Illinois’ corruption cloud will clear, just not today

On Jan. 9, Rod Blagojevich became the only governor in Illinois to be impeached, and one of a very small group of others in the nation. He made history. And perhaps it was the endorphins and sweet feeling of victory that made us think the worst was behind us. The ‘honeymoon’ period if you could call it that of ousting Blagojevich has come to an end. He may no longer be our governor; which has, so far, been a step in the right direction; but Illinois will continue to feel the effects of Blagojevich’s reign for a long time.

That said, we should begin to realize that all of our troubles are not behind us, that Blagojevich did not tarnish Illinois’ record all on his own and that there is so much more where all that corruption came from there has to be. He was impeached for corruption and misconduct in office, and has recently been indicted for 16 felonies, including racketeering, conspiracy, wire fraud, extortion conspiracy, attempted extortion and making false statements to federal agents according to The New York Times. But he wasn’t the only one charged with crimes. Along with Blagojevich, five of his closest advisors were also charged: his brother, one of his top fund-raisers, two of his former chiefs of staff and a Springfield businessman. The formal charges have also managed to pull Blagojevich’s family even further into scandal. His wife, Patricia, was not charged, but has been referred to in the indictment.

More charges may come. We don’t know for sure. But this corruption is not a superficial problem. Having three corrupt governors consequentially says more about our government and more about the system than about the governors themselves. Maybe the system is inherently wrong and it needs to be fixed. If there is any silver lining to this corruption cloud, it would be that this offers us a chance to examine our government, and to demand transparency and accountability.

Although the indictments Blagojevich is facing are countless offenses against the people of Illinois, we do need to remember that indictments are not rulings.
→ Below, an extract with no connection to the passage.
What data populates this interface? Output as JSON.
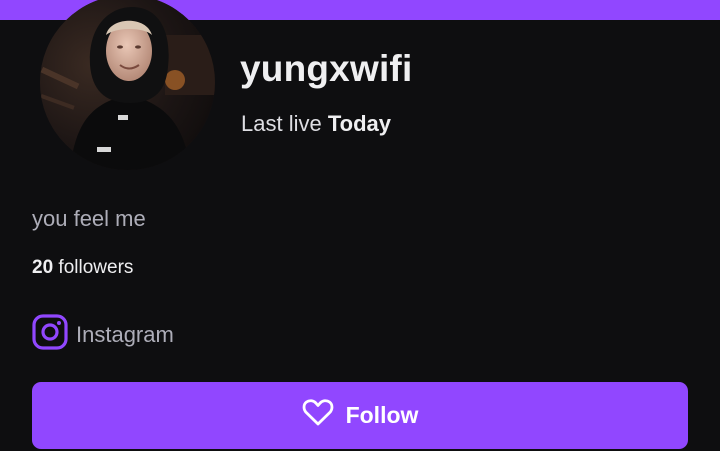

They are written charges against a party, in this case Blagojevich.

He may have been corrupt while he was in office, but we have yet to see if his corruption stems from a much farther place than the governor’s office. We don’t doubt that that may be the case. However, as student-journalists, as Illinois residents (mostly) and as American citizens, it’s not our job or within our rights to presume Blagojevich is guilty of all he’s been indicted for, regardless of circumstantial evidence or how we feel. That’s a jury’s decision. We can point fingers all we want, but true justice and victory will only come from a trial.